Ce dimanche, les Péruviens se rendent aux urnes pour élire leur président, alors que le pays est plongé dans une crise d’insécurité sans précédent. Avec un nombre record de 35 candidats, aucun d’entre eux ne se démarque clairement, témoignant d’une instabilité politique qui perdure depuis une décennie. Le scrutin, qui se déroule dans un climat de méfiance généralisée, pourrait entraîner un second tour le 7 juin prochain.
EN BREF
- 35 candidats se disputent la présidence au Pérou, aucun n’atteignant 15% des voix.
- Plus de 90% des Péruviens expriment une faible confiance envers les institutions.
- Les homicides ont doublé depuis 2018, renforçant les préoccupations sécuritaires.
Dans un pays où le vote est obligatoire, plus de 27 millions d’électeurs sont appelés à faire leur choix. Ce vote revêt une importance particulière, car il marque le retour d’un Parlement bicaméral pour la première fois depuis 1990. Toutefois, le climat de défiance s’est intensifié, avec un nombre alarmant de candidats ayant des antécédents judiciaires. Selon les dernières estimations, 252 candidats en lice ont été condamnés, ce qui alimente le scepticisme des électeurs.
Dans les rues de Lima, la désillusion est palpable. Maria Fernandez, commerçante de 56 ans, confie : « Je ne voterais pour personne. Je me sens tellement déçue par tous les dirigeants. » Ce sentiment est partagé par de nombreux Péruviens, avec plus de 90% d’entre eux affirmant avoir « peu » ou « aucune confiance » dans leur gouvernement et leur Parlement, selon une enquête du Latinobarometro.
Le bulletin de vote, long de 44 cm, reflète la complexité de cette élection. Parmi les candidats, Keiko Fujimori, qui se présente pour la quatrième fois, est actuellement en tête des intentions de vote, suivie de près par d’autres figures politiques comme l’humoriste Carlos Alvarez et l’ultraconservateur Rafael Lopez Aliaga. Cependant, la préoccupation principale des électeurs reste l’insécurité.
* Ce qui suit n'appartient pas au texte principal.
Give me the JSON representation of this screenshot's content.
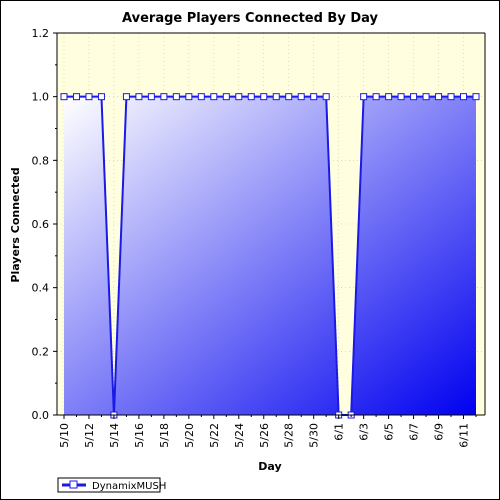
{
  "chart_data": {
    "type": "area",
    "title": "Average Players Connected By Day",
    "xlabel": "Day",
    "ylabel": "Players Connected",
    "ylim": [
      0,
      1.2
    ],
    "yticks": [
      "0.0",
      "0.2",
      "0.4",
      "0.6",
      "0.8",
      "1.0",
      "1.2"
    ],
    "grid": true,
    "legend_position": "bottom-left",
    "x": [
      "5/10",
      "5/11",
      "5/12",
      "5/13",
      "5/14",
      "5/15",
      "5/16",
      "5/17",
      "5/18",
      "5/19",
      "5/20",
      "5/21",
      "5/22",
      "5/23",
      "5/24",
      "5/25",
      "5/26",
      "5/27",
      "5/28",
      "5/29",
      "5/30",
      "5/31",
      "6/1",
      "6/2",
      "6/3",
      "6/4",
      "6/5",
      "6/6",
      "6/7",
      "6/8",
      "6/9",
      "6/10",
      "6/11",
      "6/12"
    ],
    "xtick_labels": [
      "5/10",
      "5/12",
      "5/14",
      "5/16",
      "5/18",
      "5/20",
      "5/22",
      "5/24",
      "5/26",
      "5/28",
      "5/30",
      "6/1",
      "6/3",
      "6/5",
      "6/7",
      "6/9",
      "6/11"
    ],
    "series": [
      {
        "name": "DynamixMUSH",
        "values": [
          1,
          1,
          1,
          1,
          0,
          1,
          1,
          1,
          1,
          1,
          1,
          1,
          1,
          1,
          1,
          1,
          1,
          1,
          1,
          1,
          1,
          1,
          0,
          0,
          1,
          1,
          1,
          1,
          1,
          1,
          1,
          1,
          1,
          1
        ]
      }
    ],
    "colors": {
      "plot_background": "#ffffe0",
      "line": "#1a1ae6",
      "fill_light": "#ffffff",
      "fill_dark": "#0000f0",
      "grid": "#c8c8a0"
    }
  }
}
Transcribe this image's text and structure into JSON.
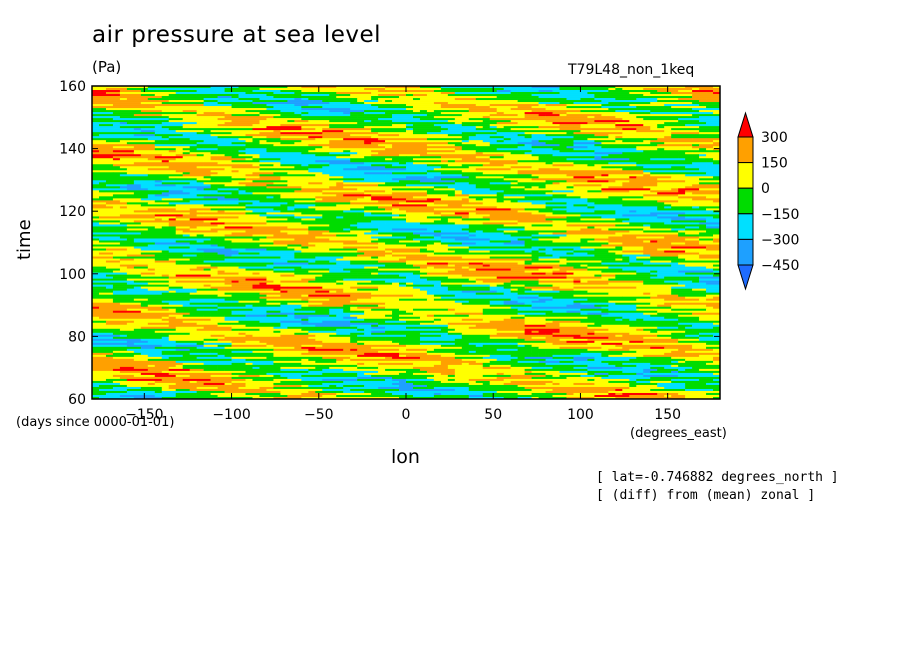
{
  "chart_data": {
    "type": "heatmap",
    "title": "air pressure at sea level",
    "units": "(Pa)",
    "run_label": "T79L48_non_1keq",
    "xlabel": "lon",
    "ylabel": "time",
    "x_units": "(degrees_east)",
    "y_units": "(days since 0000-01-01)",
    "notes": [
      "[ lat=-0.746882 degrees_north ]",
      "[ (diff) from (mean) zonal ]"
    ],
    "xlim": [
      -180,
      180
    ],
    "ylim": [
      60,
      160
    ],
    "x_ticks": [
      -150,
      -100,
      -50,
      0,
      50,
      100,
      150
    ],
    "y_ticks": [
      60,
      80,
      100,
      120,
      140,
      160
    ],
    "x_tick_labels": [
      "−150",
      "−100",
      "−50",
      "0",
      "50",
      "100",
      "150"
    ],
    "y_tick_labels": [
      "60",
      "80",
      "100",
      "120",
      "140",
      "160"
    ],
    "colorbar": {
      "levels": [
        -450,
        -300,
        -150,
        0,
        150,
        300
      ],
      "labels": [
        "300",
        "150",
        "0",
        "−150",
        "−300",
        "−450"
      ],
      "colors": [
        "#1e6cff",
        "#1ea0ff",
        "#00e0ff",
        "#00dc00",
        "#ffff00",
        "#ffa000",
        "#ff0000"
      ]
    }
  }
}
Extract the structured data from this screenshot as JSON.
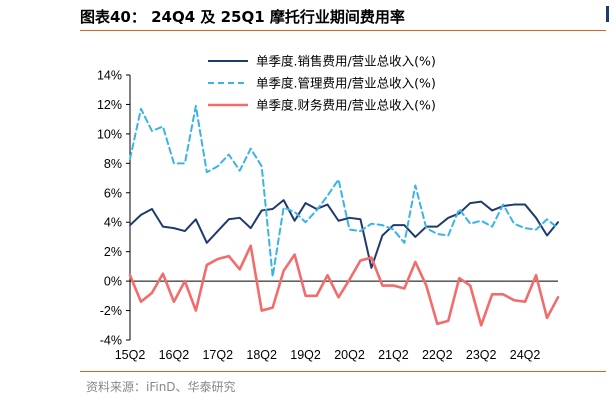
{
  "header": {
    "title": "图表40： 24Q4 及 25Q1 摩托行业期间费用率"
  },
  "footer": {
    "source": "资料来源：iFinD、华泰研究"
  },
  "chart_data": {
    "type": "line",
    "title": "",
    "xlabel": "",
    "ylabel": "",
    "ylim": [
      -4,
      14
    ],
    "y_ticks": [
      "-4%",
      "-2%",
      "0%",
      "2%",
      "4%",
      "6%",
      "8%",
      "10%",
      "12%",
      "14%"
    ],
    "x_tick_labels": [
      "15Q2",
      "16Q2",
      "17Q2",
      "18Q2",
      "19Q2",
      "20Q2",
      "21Q2",
      "22Q2",
      "23Q2",
      "24Q2"
    ],
    "x_tick_positions": [
      0,
      4,
      8,
      12,
      16,
      20,
      24,
      28,
      32,
      36
    ],
    "x_count": 40,
    "legend_position": "top-right",
    "grid": false,
    "series": [
      {
        "name": "单季度.销售费用/营业总收入(%)",
        "color": "#1f3b6e",
        "dash": "solid",
        "values": [
          3.8,
          4.5,
          4.9,
          3.7,
          3.6,
          3.4,
          4.2,
          2.6,
          3.4,
          4.2,
          4.3,
          3.6,
          4.8,
          4.9,
          5.5,
          4.1,
          5.3,
          4.9,
          5.2,
          4.1,
          4.3,
          4.2,
          0.9,
          3.1,
          3.8,
          3.8,
          3.0,
          3.7,
          3.7,
          4.3,
          4.6,
          5.3,
          5.4,
          4.8,
          5.1,
          5.2,
          5.2,
          4.3,
          3.1,
          4.0
        ]
      },
      {
        "name": "单季度.管理费用/营业总收入(%)",
        "color": "#3ab4e6",
        "dash": "dashed",
        "values": [
          8.3,
          11.7,
          10.2,
          10.5,
          8.0,
          8.0,
          11.9,
          7.4,
          7.8,
          8.6,
          7.5,
          9.0,
          7.8,
          0.3,
          5.0,
          4.7,
          4.0,
          4.8,
          5.8,
          6.9,
          3.5,
          3.4,
          3.9,
          3.8,
          3.5,
          2.6,
          6.5,
          3.6,
          3.2,
          3.1,
          4.9,
          3.9,
          4.1,
          3.7,
          5.2,
          3.9,
          3.6,
          3.5,
          4.2,
          3.6
        ]
      },
      {
        "name": "单季度.财务费用/营业总收入(%)",
        "color": "#f26c6c",
        "dash": "solid",
        "values": [
          0.4,
          -1.4,
          -0.8,
          0.5,
          -1.4,
          0.0,
          -2.0,
          1.1,
          1.5,
          1.7,
          0.8,
          2.4,
          -2.0,
          -1.8,
          0.7,
          1.8,
          -1.0,
          -1.0,
          0.4,
          -1.1,
          0.1,
          1.4,
          1.6,
          -0.3,
          -0.3,
          -0.5,
          1.3,
          -0.3,
          -2.9,
          -2.7,
          0.2,
          -0.3,
          -3.0,
          -0.9,
          -0.9,
          -1.3,
          -1.4,
          0.4,
          -2.5,
          -1.1
        ]
      }
    ]
  }
}
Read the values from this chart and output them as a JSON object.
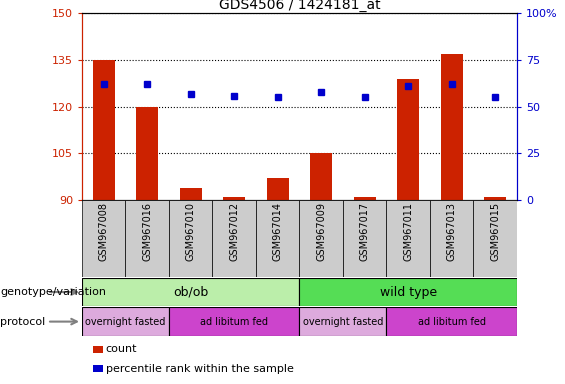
{
  "title": "GDS4506 / 1424181_at",
  "samples": [
    "GSM967008",
    "GSM967016",
    "GSM967010",
    "GSM967012",
    "GSM967014",
    "GSM967009",
    "GSM967017",
    "GSM967011",
    "GSM967013",
    "GSM967015"
  ],
  "count_values": [
    135,
    120,
    94,
    91,
    97,
    105,
    91,
    129,
    137,
    91
  ],
  "percentile_values": [
    62,
    62,
    57,
    56,
    55,
    58,
    55,
    61,
    62,
    55
  ],
  "ylim_left": [
    90,
    150
  ],
  "ylim_right": [
    0,
    100
  ],
  "yticks_left": [
    90,
    105,
    120,
    135,
    150
  ],
  "yticks_right": [
    0,
    25,
    50,
    75,
    100
  ],
  "ytick_labels_right": [
    "0",
    "25",
    "50",
    "75",
    "100%"
  ],
  "bar_color": "#cc2200",
  "dot_color": "#0000cc",
  "bg_color": "#ffffff",
  "tick_bg_color": "#cccccc",
  "genotype_groups": [
    {
      "label": "ob/ob",
      "start": 0,
      "end": 5,
      "color": "#bbeeaa"
    },
    {
      "label": "wild type",
      "start": 5,
      "end": 10,
      "color": "#55dd55"
    }
  ],
  "protocol_groups": [
    {
      "label": "overnight fasted",
      "start": 0,
      "end": 2,
      "color": "#ddaadd"
    },
    {
      "label": "ad libitum fed",
      "start": 2,
      "end": 5,
      "color": "#cc44cc"
    },
    {
      "label": "overnight fasted",
      "start": 5,
      "end": 7,
      "color": "#ddaadd"
    },
    {
      "label": "ad libitum fed",
      "start": 7,
      "end": 10,
      "color": "#cc44cc"
    }
  ],
  "legend_items": [
    {
      "label": "count",
      "color": "#cc2200"
    },
    {
      "label": "percentile rank within the sample",
      "color": "#0000cc"
    }
  ],
  "font_size_title": 10,
  "font_size_ticks": 8,
  "font_size_sample": 7,
  "font_size_group": 9,
  "font_size_legend": 8,
  "font_size_label": 8
}
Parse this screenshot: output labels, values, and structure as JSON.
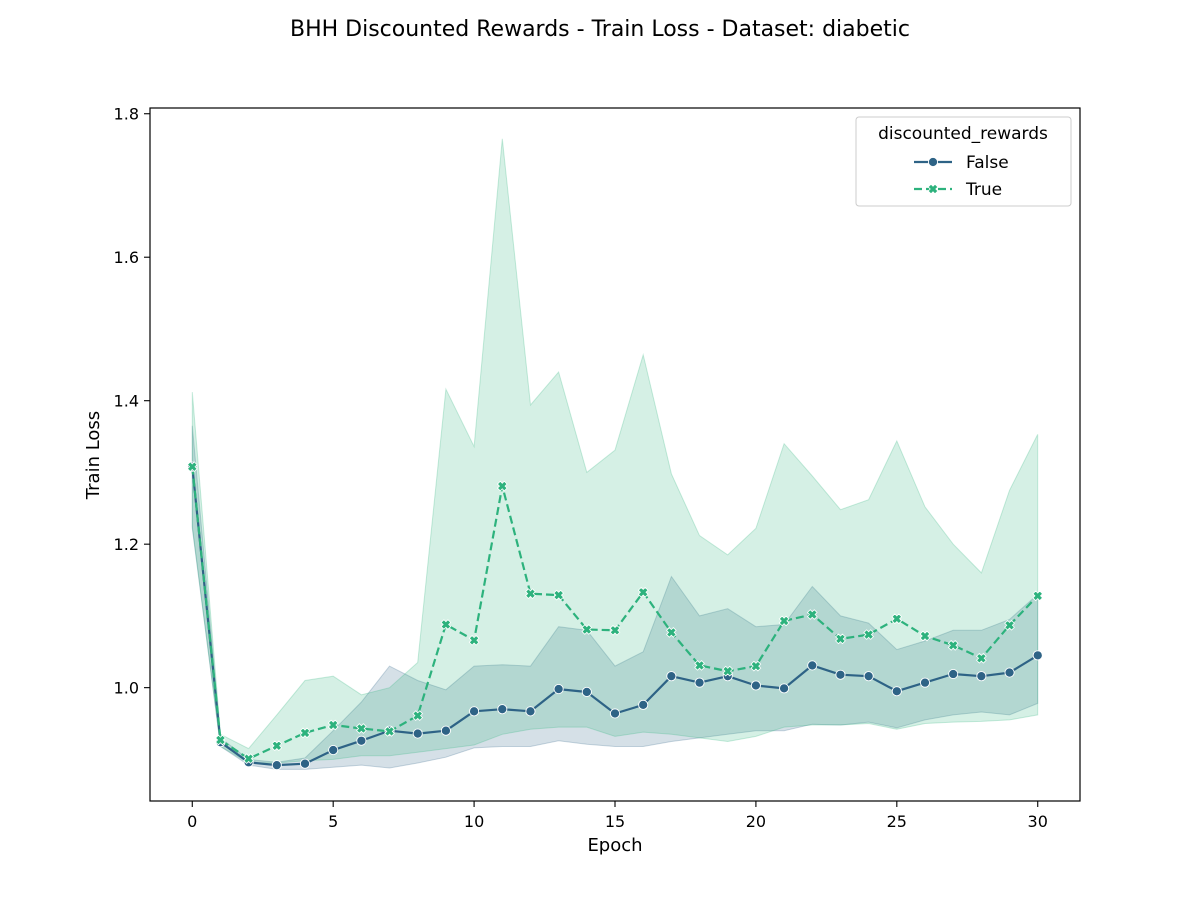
{
  "chart_data": {
    "type": "line",
    "title": "BHH Discounted Rewards - Train Loss - Dataset: diabetic",
    "xlabel": "Epoch",
    "ylabel": "Train Loss",
    "xlim": [
      -1.5,
      31.5
    ],
    "ylim": [
      0.842,
      1.808
    ],
    "xticks": [
      0,
      5,
      10,
      15,
      20,
      25,
      30
    ],
    "yticks": [
      1.0,
      1.2,
      1.4,
      1.6,
      1.8
    ],
    "ytick_labels": [
      "1.0",
      "1.2",
      "1.4",
      "1.6",
      "1.8"
    ],
    "grid": false,
    "legend": {
      "title": "discounted_rewards",
      "position": "top-right"
    },
    "x": [
      0,
      1,
      2,
      3,
      4,
      5,
      6,
      7,
      8,
      9,
      10,
      11,
      12,
      13,
      14,
      15,
      16,
      17,
      18,
      19,
      20,
      21,
      22,
      23,
      24,
      25,
      26,
      27,
      28,
      29,
      30
    ],
    "series": [
      {
        "name": "False",
        "color": "#2e6386",
        "marker": "circle",
        "linestyle": "solid",
        "values": [
          1.308,
          0.924,
          0.896,
          0.892,
          0.894,
          0.913,
          0.926,
          0.94,
          0.936,
          0.94,
          0.967,
          0.97,
          0.967,
          0.998,
          0.994,
          0.964,
          0.976,
          1.016,
          1.007,
          1.016,
          1.003,
          0.999,
          1.031,
          1.018,
          1.016,
          0.995,
          1.007,
          1.019,
          1.016,
          1.021,
          1.045
        ],
        "ci_lower": [
          1.222,
          0.918,
          0.892,
          0.886,
          0.886,
          0.889,
          0.892,
          0.888,
          0.895,
          0.903,
          0.916,
          0.918,
          0.918,
          0.926,
          0.921,
          0.918,
          0.918,
          0.925,
          0.93,
          0.935,
          0.94,
          0.94,
          0.949,
          0.948,
          0.952,
          0.944,
          0.955,
          0.962,
          0.966,
          0.962,
          0.978
        ],
        "ci_upper": [
          1.365,
          0.93,
          0.9,
          0.896,
          0.902,
          0.94,
          0.98,
          1.03,
          1.01,
          0.997,
          1.03,
          1.032,
          1.03,
          1.085,
          1.08,
          1.03,
          1.05,
          1.155,
          1.1,
          1.11,
          1.085,
          1.088,
          1.141,
          1.1,
          1.09,
          1.053,
          1.065,
          1.08,
          1.08,
          1.095,
          1.13
        ]
      },
      {
        "name": "True",
        "color": "#2db27d",
        "marker": "x",
        "linestyle": "dashed",
        "values": [
          1.308,
          0.927,
          0.901,
          0.919,
          0.937,
          0.948,
          0.943,
          0.939,
          0.961,
          1.088,
          1.066,
          1.281,
          1.131,
          1.129,
          1.081,
          1.08,
          1.133,
          1.077,
          1.031,
          1.023,
          1.03,
          1.093,
          1.102,
          1.068,
          1.074,
          1.096,
          1.072,
          1.059,
          1.041,
          1.087,
          1.128
        ],
        "ci_lower": [
          1.225,
          0.918,
          0.895,
          0.895,
          0.898,
          0.9,
          0.905,
          0.905,
          0.91,
          0.915,
          0.92,
          0.935,
          0.942,
          0.945,
          0.945,
          0.932,
          0.938,
          0.935,
          0.93,
          0.925,
          0.932,
          0.945,
          0.948,
          0.948,
          0.95,
          0.942,
          0.95,
          0.952,
          0.953,
          0.955,
          0.962
        ],
        "ci_upper": [
          1.412,
          0.935,
          0.915,
          0.962,
          1.01,
          1.016,
          0.99,
          1.0,
          1.035,
          1.416,
          1.336,
          1.765,
          1.394,
          1.44,
          1.3,
          1.331,
          1.464,
          1.298,
          1.212,
          1.185,
          1.222,
          1.34,
          1.295,
          1.248,
          1.262,
          1.344,
          1.252,
          1.2,
          1.16,
          1.275,
          1.353
        ]
      }
    ]
  }
}
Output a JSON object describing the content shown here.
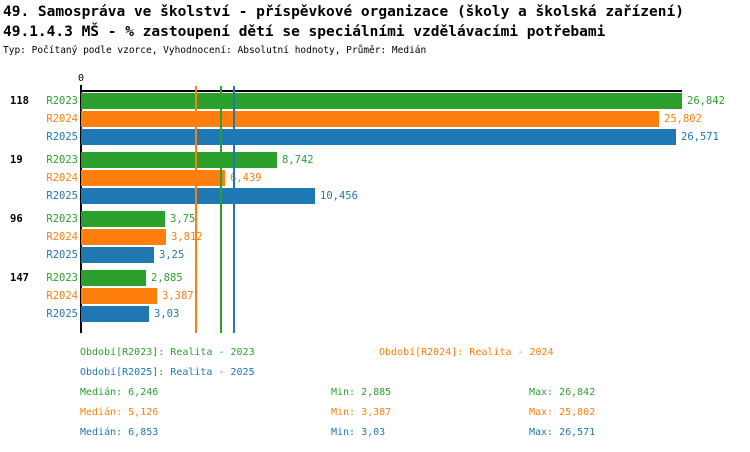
{
  "header": {
    "title_line1": "49. Samospráva ve školství - příspěvkové organizace (školy a školská zařízení)",
    "title_line2": "49.1.4.3 MŠ - % zastoupení dětí se speciálními vzdělávacími potřebami",
    "subtitle": "Typ: Počítaný podle vzorce, Vyhodnocení: Absolutní hodnoty, Průměr: Medián"
  },
  "chart_data": {
    "type": "bar",
    "orientation": "horizontal",
    "title": "49.1.4.3 MŠ - % zastoupení dětí se speciálními vzdělávacími potřebami",
    "axis": {
      "origin_label": "0",
      "xmin": 0,
      "xmax": 26.842,
      "grid": "median-lines-only"
    },
    "series": [
      {
        "name": "R2023",
        "color": "#2ca02c",
        "median": 6.246,
        "median_label": "6,246"
      },
      {
        "name": "R2024",
        "color": "#ff7f0e",
        "median": 5.126,
        "median_label": "5,126"
      },
      {
        "name": "R2025",
        "color": "#1f77b4",
        "median": 6.853,
        "median_label": "6,853"
      }
    ],
    "groups": [
      {
        "label": "118",
        "values": [
          26.842,
          25.802,
          26.571
        ],
        "value_labels": [
          "26,842",
          "25,802",
          "26,571"
        ]
      },
      {
        "label": "19",
        "values": [
          8.742,
          6.439,
          10.456
        ],
        "value_labels": [
          "8,742",
          "6,439",
          "10,456"
        ]
      },
      {
        "label": "96",
        "values": [
          3.75,
          3.812,
          3.25
        ],
        "value_labels": [
          "3,75",
          "3,812",
          "3,25"
        ]
      },
      {
        "label": "147",
        "values": [
          2.885,
          3.387,
          3.03
        ],
        "value_labels": [
          "2,885",
          "3,387",
          "3,03"
        ]
      }
    ]
  },
  "legend": {
    "r2023": "Období[R2023]: Realita - 2023",
    "r2024": "Období[R2024]: Realita - 2024",
    "r2025": "Období[R2025]: Realita - 2025"
  },
  "stats": {
    "rows": [
      {
        "color": "#2ca02c",
        "median": "Medián: 6,246",
        "min": "Min: 2,885",
        "max": "Max: 26,842"
      },
      {
        "color": "#ff7f0e",
        "median": "Medián: 5,126",
        "min": "Min: 3,387",
        "max": "Max: 25,802"
      },
      {
        "color": "#1f77b4",
        "median": "Medián: 6,853",
        "min": "Min: 3,03",
        "max": "Max: 26,571"
      }
    ]
  }
}
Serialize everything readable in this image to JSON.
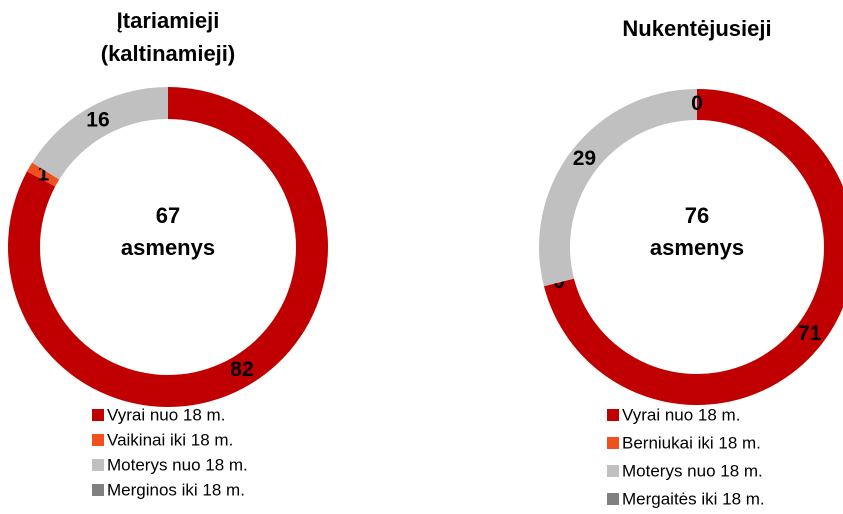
{
  "chart_data": [
    {
      "type": "donut",
      "title": [
        "Įtariamieji",
        "(kaltinamieji)"
      ],
      "center_value": 67,
      "center_label": "asmenys",
      "categories": [
        "Vyrai nuo 18 m.",
        "Vaikinai iki 18 m.",
        "Moterys nuo 18 m.",
        "Merginos iki 18 m."
      ],
      "values": [
        82,
        1,
        16,
        null
      ],
      "colors": [
        "#c00000",
        "#f0501e",
        "#c0c0c0",
        "#808080"
      ]
    },
    {
      "type": "donut",
      "title": [
        "Nukentėjusieji"
      ],
      "center_value": 76,
      "center_label": "asmenys",
      "categories": [
        "Vyrai nuo 18 m.",
        "Berniukai iki 18 m.",
        "Moterys nuo 18 m.",
        "Mergaitės iki 18 m."
      ],
      "values": [
        71,
        0,
        29,
        0
      ],
      "colors": [
        "#c00000",
        "#f0501e",
        "#c0c0c0",
        "#808080"
      ]
    }
  ]
}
Francisco Garcia, étudiant de 18 ans, souligne que « c’est de loin le sujet le plus préoccupant en raison des niveaux incroyables d’assassinats et de vols. » En effet, les statistiques révèlent que les homicides ont plus que doublé depuis 2018, atteignant environ 2 600 par an. Les plaintes pour extorsion, quant à elles, ont été multipliées par huit, alimentant un climat de peur et d’incertitude.
Cette flambée de violence est exacerbée par l’émergence de groupes criminels transnationaux, notamment des gangs venant du Venezuela. Ces organisations s’associent aux gangs locaux pour renforcer leurs activités, rendant la situation encore plus préoccupante. Dans un contexte où près de 70% des travailleurs occupent des emplois informels, la précarité contribue à l’augmentation du recrutement de jeunes par ces groupes criminels.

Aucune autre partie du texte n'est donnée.